永田鉄山は国防に関する論及で、「・・永久の平和に憧憬して、甚だしきはそれが来たりつつあるかのごとくほしいままに妄断して、いやしくも国防軍備を軽視閑却せんとするがごときは、断じてこれを排撃せねばならぬ。」といっている。これが遠因となって「日本一の悪党」となったのかもしれない。かつて国防を閑却して滅び去った仏教国があったらしいが、その国と国民はそれでよしとしたに違いない。国が亡びるからこれを排撃するというだけでははっきりした理由とはならない。

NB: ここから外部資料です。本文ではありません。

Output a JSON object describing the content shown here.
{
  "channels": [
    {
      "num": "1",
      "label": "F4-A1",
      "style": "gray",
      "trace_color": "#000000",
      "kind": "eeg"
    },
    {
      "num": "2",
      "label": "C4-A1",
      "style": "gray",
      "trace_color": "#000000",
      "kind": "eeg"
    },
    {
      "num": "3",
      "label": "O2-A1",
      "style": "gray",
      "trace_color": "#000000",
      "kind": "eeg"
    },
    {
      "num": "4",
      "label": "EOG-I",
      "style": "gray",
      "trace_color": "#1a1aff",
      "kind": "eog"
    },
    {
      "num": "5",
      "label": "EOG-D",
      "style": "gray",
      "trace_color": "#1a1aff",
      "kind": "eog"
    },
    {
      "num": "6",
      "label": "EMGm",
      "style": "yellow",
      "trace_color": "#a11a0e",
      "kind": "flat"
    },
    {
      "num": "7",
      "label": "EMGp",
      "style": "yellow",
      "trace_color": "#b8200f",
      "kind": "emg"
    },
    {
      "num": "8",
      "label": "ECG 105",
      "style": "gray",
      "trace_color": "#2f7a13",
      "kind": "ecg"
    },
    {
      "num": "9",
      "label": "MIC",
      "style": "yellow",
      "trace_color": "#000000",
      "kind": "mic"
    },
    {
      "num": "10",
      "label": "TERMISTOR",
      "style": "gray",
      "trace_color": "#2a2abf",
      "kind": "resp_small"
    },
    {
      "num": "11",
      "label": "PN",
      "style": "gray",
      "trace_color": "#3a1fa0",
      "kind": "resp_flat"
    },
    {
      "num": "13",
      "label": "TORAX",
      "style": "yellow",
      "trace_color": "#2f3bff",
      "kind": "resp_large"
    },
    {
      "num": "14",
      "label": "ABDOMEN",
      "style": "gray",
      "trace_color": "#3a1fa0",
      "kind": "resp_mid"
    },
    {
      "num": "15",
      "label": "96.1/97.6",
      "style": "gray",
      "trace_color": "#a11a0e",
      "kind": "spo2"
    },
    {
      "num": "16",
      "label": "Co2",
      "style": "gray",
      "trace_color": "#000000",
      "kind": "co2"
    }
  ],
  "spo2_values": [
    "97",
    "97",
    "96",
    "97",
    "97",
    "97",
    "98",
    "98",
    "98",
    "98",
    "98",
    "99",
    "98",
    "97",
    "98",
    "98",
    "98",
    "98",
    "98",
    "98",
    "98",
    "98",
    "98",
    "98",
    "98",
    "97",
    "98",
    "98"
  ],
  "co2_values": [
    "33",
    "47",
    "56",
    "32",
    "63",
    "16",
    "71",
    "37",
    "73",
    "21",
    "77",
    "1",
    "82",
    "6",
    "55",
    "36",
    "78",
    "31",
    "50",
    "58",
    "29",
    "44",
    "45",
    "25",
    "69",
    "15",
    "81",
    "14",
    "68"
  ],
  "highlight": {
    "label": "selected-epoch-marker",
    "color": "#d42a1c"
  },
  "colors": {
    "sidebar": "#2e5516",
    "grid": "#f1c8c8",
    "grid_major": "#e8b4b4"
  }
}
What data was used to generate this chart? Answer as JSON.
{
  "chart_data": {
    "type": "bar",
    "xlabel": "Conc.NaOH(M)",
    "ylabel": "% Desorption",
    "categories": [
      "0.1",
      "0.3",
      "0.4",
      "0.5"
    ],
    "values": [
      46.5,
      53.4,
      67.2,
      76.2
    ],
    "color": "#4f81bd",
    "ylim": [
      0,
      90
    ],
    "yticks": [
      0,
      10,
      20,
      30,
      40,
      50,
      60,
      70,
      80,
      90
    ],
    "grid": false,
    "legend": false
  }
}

「バーデンバーデンの盟約」というのがあるそうで、このドイツの地に帝国陸軍軍人少佐3名が集まり、ホテルの一室で夜中まで熱い議論を交わして隣客に小言を言われてやむなく就寝したことが、3人のうちの一人岡村寧次大将によって後世に伝えられている。大正10(1921)年10月27かであった。3名のうち、革命に最も背極的だったのが小畑敏四郎で、消極的だったのが永田鉄山だったそうだが、いずれにせよ保守ではなく革新派で、常道から逸脱するものが嫌悪され迫害されるのは世の常であって、この点は青年将校たちと同じだ。のちに小畑は皇道派に、永田は統制派に分かれて対立していった。皇道派はおおむね社会主義だが、ソ連との徹底抗戦を望んでいた。ここからもソ連がインチキ社会主義だったということが感じらえる。かといって、初期のころのソ連はかなりの欧米人や東洋人にとっては理想国家であったらしく、劇作家のバーナードショー等はソ連を希望の国、イギリスやアメリカは絶望の国としていた。資本主義の本質がいかに醜いものかということである。巧妙な宣伝工作により、痘痕もえくぼ的なものになってしまっている。平均律で和音が奏でられると思えば不協和音も和音になるようなものだ。正反対の極にある価値観のどちらが善でどちらが悪になるかは、その時の社会の雰囲気次第だ。本書を書いた岩井秀一郎氏などは永田鉄山を石原莞爾よりも評価しているが、逆の見方もある。筆者も「別の見解を持っており」というだけで、こうなると、常々言っているが「過去も未来も全く同じ創造の産物」に過ぎない。

要するに、気持ちの持ちようで世渡りなどどうにでもなるもので、あれこれ不平ばかり言っているものはいかように世間が変わろうともやはり永久に不満を漏らして毎日を過ごしているものなのだ。


さて、執務中の永田鉄山のもとに相沢三郎が面会に行ったのは、暗殺の一か月ほど前の7月19日のことであった。二人とも初対面だが、鉄山のほうは相沢と違ってそれほど深刻にものを受け止めていなかったらしい。しかし相沢のほうは、皇道派が斜陽したので気が気でなかったらしい。軍部は護衛をつけたほうが良い旨を進言したものの、永田のほうは「人間死ぬときは死ぬものだ」と相手にしなかったという。

相沢はいったん福山に帰ったが、8月に入って自身が台湾に移動となったことを知り、8月10日に再び上京の途についた。その2日後の朝に事件が起こった。